I don't write about politics or international affairs much. That is, I try not to. There is another area of concern that makes it seem superficial. And it would be surprising anyway if I could come up with something that has not already been considered, within the bounds of the popular discourse.
The popular discourse, of course, is a very strange space. It was once heavily influenced by newspapers, but they have been superseded by "social" media, which has orders of magnitude more leverage on what we think and talk about, even extending to what we can see with our own eyes. A medium driven by an aggressively manipulative agenda that has nothing whatsoever to do with anything social.
The conversational bubbles in this poisonous froth isolate talk of political parties run amok, an impending final showdown with Russia and China, fixing climate "change" by 2050, pedophile lizards from space running the government, anything and everything that gets attention. But between the bubbles, silence.
For example. The devastating fires, floods, storms, droughts, wars, and famines that are upon us in full force right now; the dire consequences of fossil fuel combustion; the real danger of nuclear holocaust; talk about reaching carbon emission goals "by 2050"; or what the stock market is doing (much less the economic logic that drives all this); all have about equal weight as attentional commodities.
But the real and present global ecological collapse, of which these are but symptoms, puts a sell-by date on everything. Because soon enough very damn few of us will be in any condition to pay attention to anything not directly related to our immediate personal survival.
The trouble has to do with networks. Network science now explains how information moves across social hubs to reach remote nodes incredibly fast. It's how come you are only four steps now (it was six) from Kevin Bacon, the actor who is famous for being that close to every person on this Earth. It's also how Covid swept the globe in under a month.

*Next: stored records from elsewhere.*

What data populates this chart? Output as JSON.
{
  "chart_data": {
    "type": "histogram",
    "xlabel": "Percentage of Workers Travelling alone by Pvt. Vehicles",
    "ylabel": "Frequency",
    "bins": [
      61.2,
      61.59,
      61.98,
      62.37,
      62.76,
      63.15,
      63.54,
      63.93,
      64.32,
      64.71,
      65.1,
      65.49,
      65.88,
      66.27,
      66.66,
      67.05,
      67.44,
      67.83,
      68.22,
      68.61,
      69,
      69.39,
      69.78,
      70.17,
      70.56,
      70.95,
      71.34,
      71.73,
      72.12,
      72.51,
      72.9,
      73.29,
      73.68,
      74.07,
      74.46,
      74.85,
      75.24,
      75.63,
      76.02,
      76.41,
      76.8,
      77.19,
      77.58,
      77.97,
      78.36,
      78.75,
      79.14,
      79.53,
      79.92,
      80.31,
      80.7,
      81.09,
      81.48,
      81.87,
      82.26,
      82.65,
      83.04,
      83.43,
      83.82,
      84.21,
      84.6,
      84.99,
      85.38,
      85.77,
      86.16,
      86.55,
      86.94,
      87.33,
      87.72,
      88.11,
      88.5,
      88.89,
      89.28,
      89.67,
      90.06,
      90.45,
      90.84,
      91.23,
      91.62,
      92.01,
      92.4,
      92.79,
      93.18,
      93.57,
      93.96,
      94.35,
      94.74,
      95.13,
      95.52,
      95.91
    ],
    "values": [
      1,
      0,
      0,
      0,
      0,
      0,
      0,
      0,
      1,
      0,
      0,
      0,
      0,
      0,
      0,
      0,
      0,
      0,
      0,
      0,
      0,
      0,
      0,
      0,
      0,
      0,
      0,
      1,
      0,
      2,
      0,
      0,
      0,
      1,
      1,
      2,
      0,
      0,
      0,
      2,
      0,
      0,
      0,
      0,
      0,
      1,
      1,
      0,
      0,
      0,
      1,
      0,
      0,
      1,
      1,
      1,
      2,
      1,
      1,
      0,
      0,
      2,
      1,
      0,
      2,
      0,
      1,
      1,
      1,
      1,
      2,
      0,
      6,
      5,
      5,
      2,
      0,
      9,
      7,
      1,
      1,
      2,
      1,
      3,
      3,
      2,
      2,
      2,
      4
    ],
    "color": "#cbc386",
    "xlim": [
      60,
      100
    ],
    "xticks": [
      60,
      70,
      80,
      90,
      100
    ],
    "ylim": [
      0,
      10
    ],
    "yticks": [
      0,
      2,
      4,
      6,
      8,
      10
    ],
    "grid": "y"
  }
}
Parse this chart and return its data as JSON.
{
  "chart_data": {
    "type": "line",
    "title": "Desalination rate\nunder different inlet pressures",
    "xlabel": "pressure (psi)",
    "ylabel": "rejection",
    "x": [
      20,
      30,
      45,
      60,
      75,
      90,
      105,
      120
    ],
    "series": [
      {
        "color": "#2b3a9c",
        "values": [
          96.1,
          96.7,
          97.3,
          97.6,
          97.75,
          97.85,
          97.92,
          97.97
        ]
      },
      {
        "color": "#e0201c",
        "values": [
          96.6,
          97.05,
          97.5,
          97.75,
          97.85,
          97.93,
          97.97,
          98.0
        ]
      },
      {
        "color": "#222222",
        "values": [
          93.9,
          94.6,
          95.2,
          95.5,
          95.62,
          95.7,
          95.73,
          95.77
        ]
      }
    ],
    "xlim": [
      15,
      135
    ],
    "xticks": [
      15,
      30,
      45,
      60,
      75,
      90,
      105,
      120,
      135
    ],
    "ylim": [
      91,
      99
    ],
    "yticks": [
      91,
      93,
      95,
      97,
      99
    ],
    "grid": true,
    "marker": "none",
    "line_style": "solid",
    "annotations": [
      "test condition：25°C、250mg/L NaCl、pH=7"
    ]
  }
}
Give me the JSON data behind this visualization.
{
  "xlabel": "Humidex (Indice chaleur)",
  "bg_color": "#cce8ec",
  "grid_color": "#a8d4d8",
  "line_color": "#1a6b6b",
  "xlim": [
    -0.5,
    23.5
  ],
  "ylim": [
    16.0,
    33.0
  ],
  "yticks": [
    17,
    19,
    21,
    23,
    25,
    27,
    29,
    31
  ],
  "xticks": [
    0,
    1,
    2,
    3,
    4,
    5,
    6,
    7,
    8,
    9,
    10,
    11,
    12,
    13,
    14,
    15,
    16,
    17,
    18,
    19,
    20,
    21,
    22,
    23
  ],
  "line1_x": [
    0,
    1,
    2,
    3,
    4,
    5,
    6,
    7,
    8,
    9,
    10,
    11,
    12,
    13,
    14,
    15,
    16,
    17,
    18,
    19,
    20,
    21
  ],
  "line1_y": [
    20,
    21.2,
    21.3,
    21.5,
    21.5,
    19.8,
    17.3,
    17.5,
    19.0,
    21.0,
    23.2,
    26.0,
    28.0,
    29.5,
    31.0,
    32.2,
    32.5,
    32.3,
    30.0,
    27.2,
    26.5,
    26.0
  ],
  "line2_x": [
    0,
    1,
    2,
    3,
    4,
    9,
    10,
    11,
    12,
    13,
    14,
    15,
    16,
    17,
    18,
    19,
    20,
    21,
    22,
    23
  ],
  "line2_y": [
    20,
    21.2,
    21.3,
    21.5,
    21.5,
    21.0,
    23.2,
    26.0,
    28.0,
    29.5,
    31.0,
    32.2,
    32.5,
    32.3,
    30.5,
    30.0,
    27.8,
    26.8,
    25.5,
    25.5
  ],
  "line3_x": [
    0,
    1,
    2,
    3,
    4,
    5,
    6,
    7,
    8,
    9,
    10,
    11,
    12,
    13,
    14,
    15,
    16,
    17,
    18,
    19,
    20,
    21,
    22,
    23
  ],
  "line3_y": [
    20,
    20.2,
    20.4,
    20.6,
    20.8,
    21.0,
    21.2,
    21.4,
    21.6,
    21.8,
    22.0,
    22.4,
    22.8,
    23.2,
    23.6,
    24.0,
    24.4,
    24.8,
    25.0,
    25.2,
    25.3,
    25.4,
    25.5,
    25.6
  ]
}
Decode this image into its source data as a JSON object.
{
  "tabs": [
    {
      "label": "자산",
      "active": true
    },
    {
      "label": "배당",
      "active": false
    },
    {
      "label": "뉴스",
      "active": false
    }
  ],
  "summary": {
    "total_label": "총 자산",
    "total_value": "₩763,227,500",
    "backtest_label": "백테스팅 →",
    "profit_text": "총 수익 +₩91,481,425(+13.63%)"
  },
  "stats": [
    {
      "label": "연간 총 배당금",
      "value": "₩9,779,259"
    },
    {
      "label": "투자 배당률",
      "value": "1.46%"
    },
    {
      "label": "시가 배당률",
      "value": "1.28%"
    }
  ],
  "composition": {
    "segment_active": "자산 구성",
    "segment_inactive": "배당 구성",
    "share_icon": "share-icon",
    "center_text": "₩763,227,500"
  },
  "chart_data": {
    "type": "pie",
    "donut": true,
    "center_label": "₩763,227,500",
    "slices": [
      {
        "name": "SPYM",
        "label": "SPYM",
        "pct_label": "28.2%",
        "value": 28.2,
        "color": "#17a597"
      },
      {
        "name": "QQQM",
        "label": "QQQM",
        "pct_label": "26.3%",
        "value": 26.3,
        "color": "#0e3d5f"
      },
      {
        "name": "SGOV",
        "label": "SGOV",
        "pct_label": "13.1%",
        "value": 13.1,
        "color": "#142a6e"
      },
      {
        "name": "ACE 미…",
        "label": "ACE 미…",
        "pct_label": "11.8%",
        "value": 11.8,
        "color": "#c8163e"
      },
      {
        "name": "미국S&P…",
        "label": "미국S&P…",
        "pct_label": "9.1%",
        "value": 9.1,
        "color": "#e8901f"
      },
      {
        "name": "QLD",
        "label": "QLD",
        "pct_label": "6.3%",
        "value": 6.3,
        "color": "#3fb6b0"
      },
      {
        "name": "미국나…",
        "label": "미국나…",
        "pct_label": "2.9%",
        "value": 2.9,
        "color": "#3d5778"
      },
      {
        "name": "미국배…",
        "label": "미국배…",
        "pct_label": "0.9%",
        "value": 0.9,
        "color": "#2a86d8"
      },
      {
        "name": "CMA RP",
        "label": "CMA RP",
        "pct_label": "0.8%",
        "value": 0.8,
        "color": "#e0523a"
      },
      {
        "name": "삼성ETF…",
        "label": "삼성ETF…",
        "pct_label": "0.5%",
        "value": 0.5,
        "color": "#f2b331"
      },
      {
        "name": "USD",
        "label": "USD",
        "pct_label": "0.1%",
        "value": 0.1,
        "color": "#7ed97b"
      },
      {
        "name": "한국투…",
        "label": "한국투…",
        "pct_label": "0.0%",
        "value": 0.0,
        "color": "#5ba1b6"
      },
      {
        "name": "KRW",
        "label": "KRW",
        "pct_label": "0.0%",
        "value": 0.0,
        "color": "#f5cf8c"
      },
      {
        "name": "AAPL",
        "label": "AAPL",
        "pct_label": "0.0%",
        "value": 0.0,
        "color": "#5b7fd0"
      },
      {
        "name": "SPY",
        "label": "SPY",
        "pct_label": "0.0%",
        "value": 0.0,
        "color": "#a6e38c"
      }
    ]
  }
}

What if that structure is lifted off the human network and assigned to another purpose? All those human relationships replaced by the "social" machinery, forming a new network. The natural, emerging, interrelated, moving network of living human conversations hijacked by "social" media, and rearranged, so that the hubs are no longer people, but competing click-baits. What then?
This new network is static and opaque, the relationships proliferating but superficial, connected by whatever gets the most momentary attention. The platform, and not any person or community, finds this extremely profitable. But the people who were once related are now merely linked by some trivial attractant ephemera, with no way of knowing what happened.
Our relationships, not to each other, but to a meaningless shiny thing, when combined with millions of others, now move public policy; but our warm, breathing relatedness within the living human family just evaporates. All that's left is grainy pictures and noises from the past.
These new networks are designed to realize a parasitic intention that has nothing to do with human life, or a viable future. The metaphors that fit are all dreadful, like trauma, abuse, addiction, denial, and depression. But they fit our condition all too well. And the more efficiently they fulfill their design function, the more our world collapses around our ears.